Prolidase has an important role in the cycle of collagen and has not yet been studied in rheumatic diseases in detail. Serum prolidase deficiency has been indicated as a rare etiology of arthritis by Marotte et al.10 Butbul et al has reported the deficiency of prolidase as associated with systemic lupus erythematosus.14 We evaluated the SPA in patients with AS and RA. Normal serum prolidase levels are below 1000 U/L. We found the prolidase levels of the healthy controls near this boundary. The SPA in patients with AS and RA were below the limit. This seems to be associated with the disorderliness of collagen turnover.

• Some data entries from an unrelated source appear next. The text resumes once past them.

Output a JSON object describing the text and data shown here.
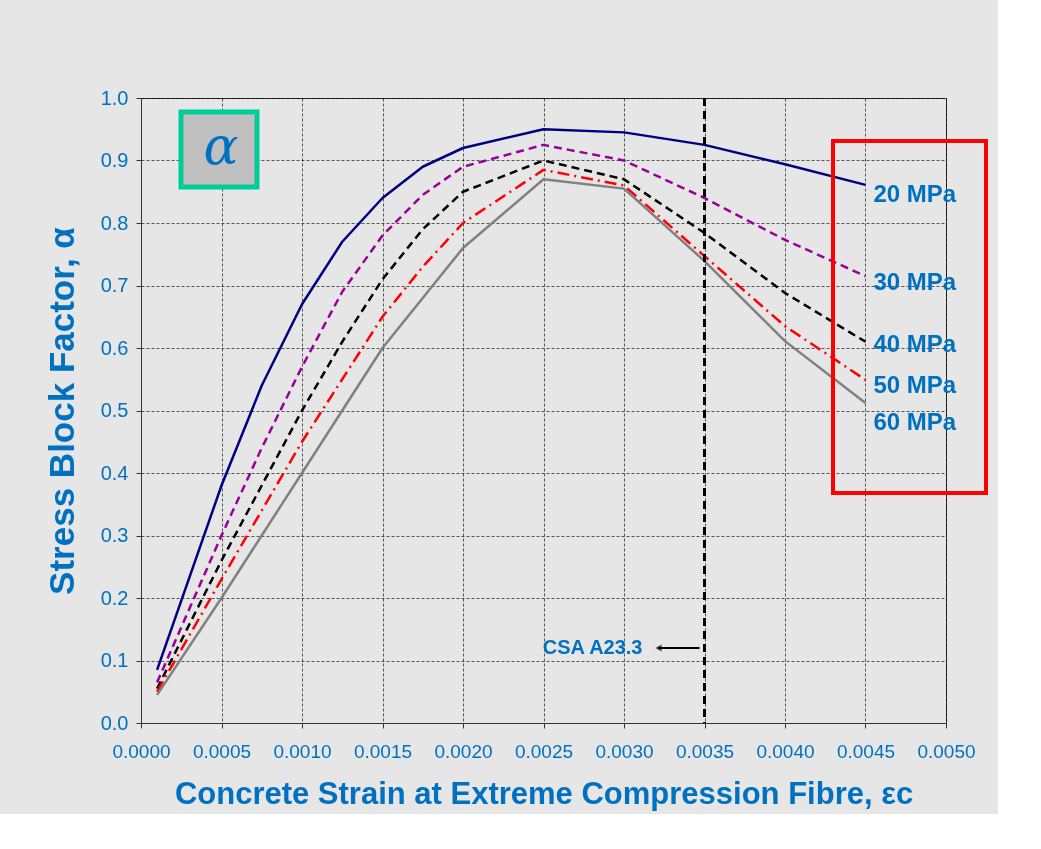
{
  "chart_data": {
    "type": "line",
    "xlabel": "Concrete Strain at Extreme Compression Fibre, εc",
    "ylabel": "Stress Block Factor, α",
    "x": [
      0.0001,
      0.0005,
      0.00075,
      0.001,
      0.00125,
      0.0015,
      0.00175,
      0.002,
      0.0025,
      0.003,
      0.0035,
      0.004,
      0.0045
    ],
    "series": [
      {
        "name": "20 MPa",
        "color": "#000080",
        "line_style": "solid",
        "values": [
          0.085,
          0.38,
          0.54,
          0.67,
          0.77,
          0.84,
          0.89,
          0.92,
          0.95,
          0.945,
          0.925,
          0.894,
          0.861
        ]
      },
      {
        "name": "30 MPa",
        "color": "#990099",
        "line_style": "dashed",
        "values": [
          0.065,
          0.3,
          0.44,
          0.57,
          0.69,
          0.78,
          0.845,
          0.89,
          0.925,
          0.9,
          0.84,
          0.773,
          0.715
        ]
      },
      {
        "name": "40 MPa",
        "color": "#000000",
        "line_style": "dashed",
        "values": [
          0.055,
          0.26,
          0.38,
          0.5,
          0.61,
          0.71,
          0.79,
          0.85,
          0.9,
          0.87,
          0.784,
          0.688,
          0.61
        ]
      },
      {
        "name": "50 MPa",
        "color": "#ff0000",
        "line_style": "dashdot",
        "values": [
          0.05,
          0.23,
          0.34,
          0.45,
          0.55,
          0.65,
          0.73,
          0.8,
          0.885,
          0.86,
          0.747,
          0.635,
          0.549
        ]
      },
      {
        "name": "60 MPa",
        "color": "#808080",
        "line_style": "solid",
        "values": [
          0.045,
          0.2,
          0.3,
          0.4,
          0.5,
          0.6,
          0.68,
          0.76,
          0.87,
          0.855,
          0.739,
          0.611,
          0.512
        ]
      }
    ],
    "xlim": [
      0,
      0.005
    ],
    "xticks": [
      {
        "value": 0,
        "label": "0.0000"
      },
      {
        "value": 0.0005,
        "label": "0.0005"
      },
      {
        "value": 0.001,
        "label": "0.0010"
      },
      {
        "value": 0.0015,
        "label": "0.0015"
      },
      {
        "value": 0.002,
        "label": "0.0020"
      },
      {
        "value": 0.0025,
        "label": "0.0025"
      },
      {
        "value": 0.003,
        "label": "0.0030"
      },
      {
        "value": 0.0035,
        "label": "0.0035"
      },
      {
        "value": 0.004,
        "label": "0.0040"
      },
      {
        "value": 0.0045,
        "label": "0.0045"
      },
      {
        "value": 0.005,
        "label": "0.0050"
      }
    ],
    "ylim": [
      0,
      1
    ],
    "yticks": [
      {
        "value": 0,
        "label": "0.0"
      },
      {
        "value": 0.1,
        "label": "0.1"
      },
      {
        "value": 0.2,
        "label": "0.2"
      },
      {
        "value": 0.3,
        "label": "0.3"
      },
      {
        "value": 0.4,
        "label": "0.4"
      },
      {
        "value": 0.5,
        "label": "0.5"
      },
      {
        "value": 0.6,
        "label": "0.6"
      },
      {
        "value": 0.7,
        "label": "0.7"
      },
      {
        "value": 0.8,
        "label": "0.8"
      },
      {
        "value": 0.9,
        "label": "0.9"
      },
      {
        "value": 1.0,
        "label": "1.0"
      }
    ],
    "ref_lines": [
      {
        "axis": "x",
        "value": 0.0035,
        "label": "CSA A23.3",
        "color": "#000000",
        "line_style": "dashed"
      }
    ],
    "annotations": [
      "α"
    ],
    "grid": true,
    "legend": false,
    "marker": "none"
  }
}
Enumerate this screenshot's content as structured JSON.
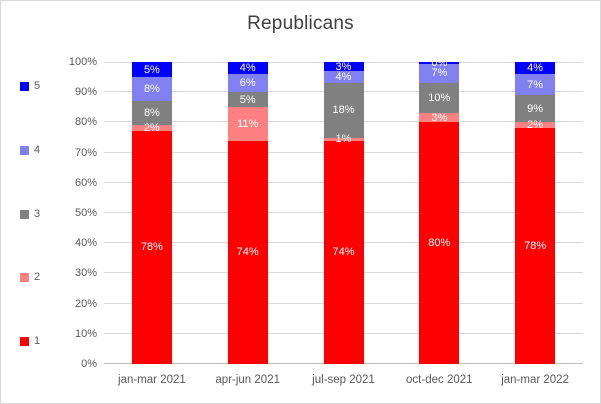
{
  "title": "Republicans",
  "chart_data": {
    "type": "bar",
    "variant": "100-percent-stacked-column",
    "title": "Republicans",
    "categories": [
      "jan-mar 2021",
      "apr-jun 2021",
      "jul-sep 2021",
      "oct-dec 2021",
      "jan-mar 2022"
    ],
    "series": [
      {
        "name": "1",
        "color": "#FF0000",
        "values": [
          78,
          74,
          74,
          80,
          78
        ],
        "labels": [
          "78%",
          "74%",
          "74%",
          "80%",
          "78%"
        ]
      },
      {
        "name": "2",
        "color": "#FF8080",
        "values": [
          2,
          11,
          1,
          3,
          2
        ],
        "labels": [
          "2%",
          "11%",
          "1%",
          "3%",
          "2%"
        ]
      },
      {
        "name": "3",
        "color": "#808080",
        "values": [
          8,
          5,
          18,
          10,
          9
        ],
        "labels": [
          "8%",
          "5%",
          "18%",
          "10%",
          "9%"
        ]
      },
      {
        "name": "4",
        "color": "#8080F0",
        "values": [
          8,
          6,
          4,
          7,
          7
        ],
        "labels": [
          "8%",
          "6%",
          "4%",
          "7%",
          "7%"
        ]
      },
      {
        "name": "5",
        "color": "#0000FF",
        "values": [
          5,
          4,
          3,
          0,
          4
        ],
        "labels": [
          "5%",
          "4%",
          "3%",
          "0%",
          "4%"
        ]
      }
    ],
    "yticks": [
      "0%",
      "10%",
      "20%",
      "30%",
      "40%",
      "50%",
      "60%",
      "70%",
      "80%",
      "90%",
      "100%"
    ],
    "ylim": [
      0,
      100
    ],
    "grid": true,
    "legend_position": "left",
    "legend_top_to_bottom": [
      "5",
      "4",
      "3",
      "2",
      "1"
    ],
    "data_label_color": "#FFFFFF",
    "xlabel": "",
    "ylabel": ""
  },
  "colors": {
    "background": "#FFFFFF",
    "border": "#D9D9D9",
    "gridline": "#D9D9D9",
    "axis_line": "#BFBFBF",
    "title_text": "#404040",
    "axis_text": "#595959"
  }
}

SPA in osteoarthritis and osteoporosis were studied previously with respect to musculoskeletal diseases.9,15,16 Altındag et al found that the SPA was significantly lower in patients with osteoarthritis than in the controls.9

Systemic osteoporosis is a common and heterogeneous complication in AS and RA.15,16 In Verit’s study, it was observed that there was no statistically significant difference in SPA in postmenopausal osteoporotic women when compared with postmenopausal nonosteoporotic and premenopausal nonosteoporotic controls.17

The production of antibodies to IgG and to type I and type II collagen (CI and CII) was analyzed by enzyme-linked immunospot assays in patients with rheumatoid arthritis (RA) and patients with other inflammatory or degenerative joint diseases.18 In rheumatic diseases, low SPA shows the ineffective collagen turnover and poor quality of bone, probably leading to lower prolidase activity.16

RA is associated with the destruction and space narrowing of the joints, while AS is dominated by bone formation. The causative relationship between inflammation and structural damage in RA is well established, while this relationship is largely unknown but certainly less strong in AS.19 Although the histological features of the synovial membranes of the peripheral joints in AS are similar to those of RA, intimal cell hypertrophy, fibroblastic proliferation, diffuse histiocyte and lymphocyte infiltration and the presence of fibrin were less marked in the joint tissues of AS than in joint tissues of definite RA. Decreased fibroblastic proliferation and intimal cell hypertrophy were observed in synovial tissues of AS compared with RA.20 Statistically significant lower prolidase activity in AS patients compared with RA patients in our study is compatible with this evidence.

Some studies showed that collagen turnover appears to be positively correlated with degree of exercise.15,16 Lower prolidase activity in our study might in part be related to the reduced physical activity levels that these patients tend to exhibit.

In conclusion, lower SPA is presumably associated with the decreased collagen turnover and fibrosis related to decreased physical functions in both of these chronic inflammatory musculoskeletal diseases.